China and Vietnam also have agreements to cooperative manage fisheries and energy exploration in the Tonkin Gulf. But at the same time, China’s CNOOC has placed a huge oil and gas exploration rig three times in waters claimed by Vietnam, sparking anti-Chinese riots in Vietnamese cities.

China’s State Grid similarly has suffered blow back – in the Philippines.

In 2008, State Grid won a pivotal contract to upgrade and operate the Philippine electricity grid under a 25-year contract. Last year the Philippines summarily expelled Chinese State Grid technicians and replaced them with Filipinos. The reason: undocumented Philippine allegations of a computer virus in the grid.

These two cases – among others – illustrate the ‘social license’ and ‘local caprice’ risk China’s been able to disregard during three decades of rapid internal economic growth in which it could set retroactively malleable rules.

The outside world, however, works differently.

In coming years, China must invest overseas to relieve growing internal economic imbalances and keep its populace employed to maintain political stability.
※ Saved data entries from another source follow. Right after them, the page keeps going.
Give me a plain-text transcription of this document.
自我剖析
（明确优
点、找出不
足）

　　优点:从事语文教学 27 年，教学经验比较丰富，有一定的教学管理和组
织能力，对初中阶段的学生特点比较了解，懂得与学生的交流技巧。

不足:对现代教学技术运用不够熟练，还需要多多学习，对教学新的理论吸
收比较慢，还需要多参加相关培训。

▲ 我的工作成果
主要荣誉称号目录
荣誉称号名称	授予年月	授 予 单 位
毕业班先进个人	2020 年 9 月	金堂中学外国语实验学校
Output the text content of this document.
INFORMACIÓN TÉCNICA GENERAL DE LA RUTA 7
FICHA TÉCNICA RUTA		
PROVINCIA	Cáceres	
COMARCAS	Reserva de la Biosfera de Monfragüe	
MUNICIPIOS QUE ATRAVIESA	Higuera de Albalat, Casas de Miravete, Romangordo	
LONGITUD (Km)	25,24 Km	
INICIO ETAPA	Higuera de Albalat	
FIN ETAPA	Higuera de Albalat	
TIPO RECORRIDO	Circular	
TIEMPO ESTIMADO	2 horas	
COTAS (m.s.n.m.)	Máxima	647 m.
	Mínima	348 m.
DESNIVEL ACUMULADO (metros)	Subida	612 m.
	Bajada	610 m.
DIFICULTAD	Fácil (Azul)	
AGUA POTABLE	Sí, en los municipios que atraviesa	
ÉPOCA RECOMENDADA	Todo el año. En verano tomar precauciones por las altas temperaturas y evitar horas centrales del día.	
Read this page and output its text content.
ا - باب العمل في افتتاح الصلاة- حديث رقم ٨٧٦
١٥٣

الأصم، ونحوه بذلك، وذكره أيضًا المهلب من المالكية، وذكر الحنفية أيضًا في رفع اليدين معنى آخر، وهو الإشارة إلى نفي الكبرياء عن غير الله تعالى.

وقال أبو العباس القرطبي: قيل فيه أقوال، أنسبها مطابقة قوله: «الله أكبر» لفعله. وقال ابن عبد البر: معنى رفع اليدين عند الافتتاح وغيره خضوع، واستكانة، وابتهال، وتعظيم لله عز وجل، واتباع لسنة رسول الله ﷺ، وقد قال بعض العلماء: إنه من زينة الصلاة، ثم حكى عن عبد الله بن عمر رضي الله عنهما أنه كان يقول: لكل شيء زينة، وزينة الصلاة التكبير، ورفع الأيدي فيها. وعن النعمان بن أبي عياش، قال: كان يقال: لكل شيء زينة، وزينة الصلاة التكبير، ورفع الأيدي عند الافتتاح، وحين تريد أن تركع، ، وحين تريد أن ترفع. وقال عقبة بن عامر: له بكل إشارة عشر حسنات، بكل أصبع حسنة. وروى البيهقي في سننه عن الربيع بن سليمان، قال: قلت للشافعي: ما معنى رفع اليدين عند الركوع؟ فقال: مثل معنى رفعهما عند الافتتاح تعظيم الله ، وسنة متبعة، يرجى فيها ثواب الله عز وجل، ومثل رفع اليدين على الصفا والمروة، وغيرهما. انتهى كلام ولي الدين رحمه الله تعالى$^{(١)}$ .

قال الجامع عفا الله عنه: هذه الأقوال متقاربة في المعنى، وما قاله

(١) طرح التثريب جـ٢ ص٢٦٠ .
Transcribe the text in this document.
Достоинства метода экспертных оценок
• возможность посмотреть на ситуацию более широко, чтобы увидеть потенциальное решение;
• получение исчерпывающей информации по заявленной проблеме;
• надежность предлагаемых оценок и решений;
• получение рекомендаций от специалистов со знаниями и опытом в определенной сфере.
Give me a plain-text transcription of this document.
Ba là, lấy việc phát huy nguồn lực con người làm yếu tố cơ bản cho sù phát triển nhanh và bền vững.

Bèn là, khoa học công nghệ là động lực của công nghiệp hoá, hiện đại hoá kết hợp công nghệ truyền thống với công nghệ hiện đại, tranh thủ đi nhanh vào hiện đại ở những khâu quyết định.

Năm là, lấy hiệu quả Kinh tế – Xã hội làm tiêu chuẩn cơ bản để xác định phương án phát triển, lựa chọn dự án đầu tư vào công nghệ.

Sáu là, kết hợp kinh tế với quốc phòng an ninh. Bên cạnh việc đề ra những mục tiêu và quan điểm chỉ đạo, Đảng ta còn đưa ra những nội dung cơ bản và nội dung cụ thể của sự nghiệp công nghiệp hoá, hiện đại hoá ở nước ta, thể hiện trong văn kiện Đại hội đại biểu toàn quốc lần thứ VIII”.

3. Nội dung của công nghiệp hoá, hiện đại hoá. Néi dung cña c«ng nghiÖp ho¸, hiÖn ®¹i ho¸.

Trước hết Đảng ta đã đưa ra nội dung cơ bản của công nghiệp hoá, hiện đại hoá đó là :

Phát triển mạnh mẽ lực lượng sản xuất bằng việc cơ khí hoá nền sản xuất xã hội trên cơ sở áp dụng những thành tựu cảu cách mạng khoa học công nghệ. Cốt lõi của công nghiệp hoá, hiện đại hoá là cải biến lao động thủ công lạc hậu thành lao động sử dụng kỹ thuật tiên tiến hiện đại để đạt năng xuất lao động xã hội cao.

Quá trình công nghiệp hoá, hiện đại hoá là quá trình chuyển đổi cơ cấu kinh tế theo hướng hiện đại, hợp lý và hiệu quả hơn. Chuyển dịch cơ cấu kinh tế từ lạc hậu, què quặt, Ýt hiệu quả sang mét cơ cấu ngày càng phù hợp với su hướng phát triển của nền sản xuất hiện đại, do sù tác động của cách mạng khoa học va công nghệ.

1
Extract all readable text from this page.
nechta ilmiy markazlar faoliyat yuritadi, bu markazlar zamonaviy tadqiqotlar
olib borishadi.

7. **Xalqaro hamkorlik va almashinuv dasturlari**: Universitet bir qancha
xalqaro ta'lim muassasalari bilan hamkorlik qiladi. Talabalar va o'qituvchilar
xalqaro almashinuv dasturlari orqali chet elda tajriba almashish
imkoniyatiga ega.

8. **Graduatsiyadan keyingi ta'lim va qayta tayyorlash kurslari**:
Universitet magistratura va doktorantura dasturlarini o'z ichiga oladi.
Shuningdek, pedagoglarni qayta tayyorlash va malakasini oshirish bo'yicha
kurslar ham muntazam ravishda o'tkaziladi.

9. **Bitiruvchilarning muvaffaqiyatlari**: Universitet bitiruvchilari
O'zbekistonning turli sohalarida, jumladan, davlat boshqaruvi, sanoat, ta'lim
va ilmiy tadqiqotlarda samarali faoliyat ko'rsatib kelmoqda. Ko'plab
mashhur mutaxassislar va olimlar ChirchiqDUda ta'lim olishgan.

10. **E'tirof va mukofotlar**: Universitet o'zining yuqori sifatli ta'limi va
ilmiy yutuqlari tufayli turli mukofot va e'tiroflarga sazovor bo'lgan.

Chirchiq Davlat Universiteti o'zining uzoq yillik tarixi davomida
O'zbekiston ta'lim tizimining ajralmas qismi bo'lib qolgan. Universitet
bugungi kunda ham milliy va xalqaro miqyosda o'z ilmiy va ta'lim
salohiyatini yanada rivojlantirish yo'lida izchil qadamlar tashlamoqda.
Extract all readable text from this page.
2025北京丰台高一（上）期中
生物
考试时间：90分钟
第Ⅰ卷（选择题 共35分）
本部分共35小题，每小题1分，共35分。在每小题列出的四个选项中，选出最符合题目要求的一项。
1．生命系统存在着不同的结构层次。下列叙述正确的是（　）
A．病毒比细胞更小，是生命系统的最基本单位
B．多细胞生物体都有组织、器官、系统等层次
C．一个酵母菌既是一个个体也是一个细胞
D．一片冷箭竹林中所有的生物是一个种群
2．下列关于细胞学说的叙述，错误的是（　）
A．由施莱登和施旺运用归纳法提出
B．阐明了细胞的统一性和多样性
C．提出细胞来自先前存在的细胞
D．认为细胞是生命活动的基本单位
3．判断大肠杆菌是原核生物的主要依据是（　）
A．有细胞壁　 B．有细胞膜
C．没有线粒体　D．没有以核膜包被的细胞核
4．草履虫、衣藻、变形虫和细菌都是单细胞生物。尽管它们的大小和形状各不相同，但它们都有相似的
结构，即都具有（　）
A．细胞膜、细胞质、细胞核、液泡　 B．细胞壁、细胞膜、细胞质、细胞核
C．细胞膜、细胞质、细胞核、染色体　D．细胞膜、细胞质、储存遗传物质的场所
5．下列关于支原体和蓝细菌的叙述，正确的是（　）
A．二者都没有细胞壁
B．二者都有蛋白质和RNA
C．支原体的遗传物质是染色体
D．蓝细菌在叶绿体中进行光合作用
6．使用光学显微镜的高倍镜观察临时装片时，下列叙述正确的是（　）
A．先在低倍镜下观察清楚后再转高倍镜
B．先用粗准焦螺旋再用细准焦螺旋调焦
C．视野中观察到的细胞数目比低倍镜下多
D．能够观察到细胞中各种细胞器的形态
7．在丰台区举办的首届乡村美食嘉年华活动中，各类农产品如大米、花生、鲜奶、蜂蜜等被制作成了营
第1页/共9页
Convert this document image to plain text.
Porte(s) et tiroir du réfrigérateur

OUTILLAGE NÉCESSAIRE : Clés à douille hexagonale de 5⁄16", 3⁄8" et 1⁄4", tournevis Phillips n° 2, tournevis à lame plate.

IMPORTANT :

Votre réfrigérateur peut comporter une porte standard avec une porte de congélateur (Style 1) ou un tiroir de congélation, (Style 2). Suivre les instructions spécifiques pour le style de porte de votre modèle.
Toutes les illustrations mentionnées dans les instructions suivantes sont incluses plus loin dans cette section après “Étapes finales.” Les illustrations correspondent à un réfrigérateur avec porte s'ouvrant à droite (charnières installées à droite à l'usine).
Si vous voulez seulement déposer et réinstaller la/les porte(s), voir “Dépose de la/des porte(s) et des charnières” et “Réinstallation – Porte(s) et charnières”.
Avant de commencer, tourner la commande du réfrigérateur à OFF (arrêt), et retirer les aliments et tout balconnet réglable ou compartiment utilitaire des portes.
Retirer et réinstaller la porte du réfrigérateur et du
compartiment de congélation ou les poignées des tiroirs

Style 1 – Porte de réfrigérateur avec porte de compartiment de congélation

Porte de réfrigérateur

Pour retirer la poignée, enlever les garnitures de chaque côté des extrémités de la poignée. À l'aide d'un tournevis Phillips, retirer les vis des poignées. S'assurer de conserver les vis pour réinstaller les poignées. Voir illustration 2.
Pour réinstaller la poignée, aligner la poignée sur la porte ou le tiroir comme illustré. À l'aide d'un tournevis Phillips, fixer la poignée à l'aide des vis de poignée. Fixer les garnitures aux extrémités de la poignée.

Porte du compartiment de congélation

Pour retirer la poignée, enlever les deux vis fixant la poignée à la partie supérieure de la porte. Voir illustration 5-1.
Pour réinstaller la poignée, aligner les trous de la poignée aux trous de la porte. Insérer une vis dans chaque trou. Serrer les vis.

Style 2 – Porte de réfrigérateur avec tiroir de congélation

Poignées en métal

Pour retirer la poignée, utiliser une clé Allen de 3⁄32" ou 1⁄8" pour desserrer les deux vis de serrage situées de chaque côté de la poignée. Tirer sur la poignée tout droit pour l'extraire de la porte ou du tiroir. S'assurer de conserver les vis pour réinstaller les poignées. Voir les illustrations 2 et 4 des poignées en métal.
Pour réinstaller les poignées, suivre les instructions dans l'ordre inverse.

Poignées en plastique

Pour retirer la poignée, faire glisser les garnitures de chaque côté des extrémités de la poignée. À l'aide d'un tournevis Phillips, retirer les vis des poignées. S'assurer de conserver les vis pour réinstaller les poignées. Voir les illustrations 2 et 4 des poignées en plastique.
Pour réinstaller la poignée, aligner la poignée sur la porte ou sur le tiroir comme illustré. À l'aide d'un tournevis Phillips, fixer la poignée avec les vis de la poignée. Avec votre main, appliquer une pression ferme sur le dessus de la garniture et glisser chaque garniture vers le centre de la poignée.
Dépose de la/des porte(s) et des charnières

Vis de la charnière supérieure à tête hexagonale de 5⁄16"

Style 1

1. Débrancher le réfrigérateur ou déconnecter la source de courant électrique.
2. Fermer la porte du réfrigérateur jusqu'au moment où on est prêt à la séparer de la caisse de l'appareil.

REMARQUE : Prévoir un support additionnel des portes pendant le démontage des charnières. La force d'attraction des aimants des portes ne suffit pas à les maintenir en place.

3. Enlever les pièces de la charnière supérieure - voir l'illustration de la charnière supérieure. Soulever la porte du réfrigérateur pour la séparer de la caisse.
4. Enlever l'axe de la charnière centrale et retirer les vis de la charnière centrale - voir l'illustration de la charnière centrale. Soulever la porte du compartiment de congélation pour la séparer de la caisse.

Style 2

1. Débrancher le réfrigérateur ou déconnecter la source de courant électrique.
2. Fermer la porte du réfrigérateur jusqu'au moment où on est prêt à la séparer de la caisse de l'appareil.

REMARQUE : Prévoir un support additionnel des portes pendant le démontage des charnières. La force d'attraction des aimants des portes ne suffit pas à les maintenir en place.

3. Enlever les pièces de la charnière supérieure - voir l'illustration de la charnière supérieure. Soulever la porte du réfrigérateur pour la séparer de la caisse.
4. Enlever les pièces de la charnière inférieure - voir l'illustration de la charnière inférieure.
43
This presents opportunities for borrowers and risks to China.

Ultimately, China’s power to enforce loan repayment on stroppy host countries may be hindered by Chinese precedents in claiming such obligations to be retroactively discretionary. Translation: the strategic gaming advantage now lies with AIIB borrowers. This should moderate Chinese behavior and lead to a greater appreciation of compromise.

In the South China Sea, Joint Development Areas offer a way to solve this problem. Look for progress along these lines in 2016.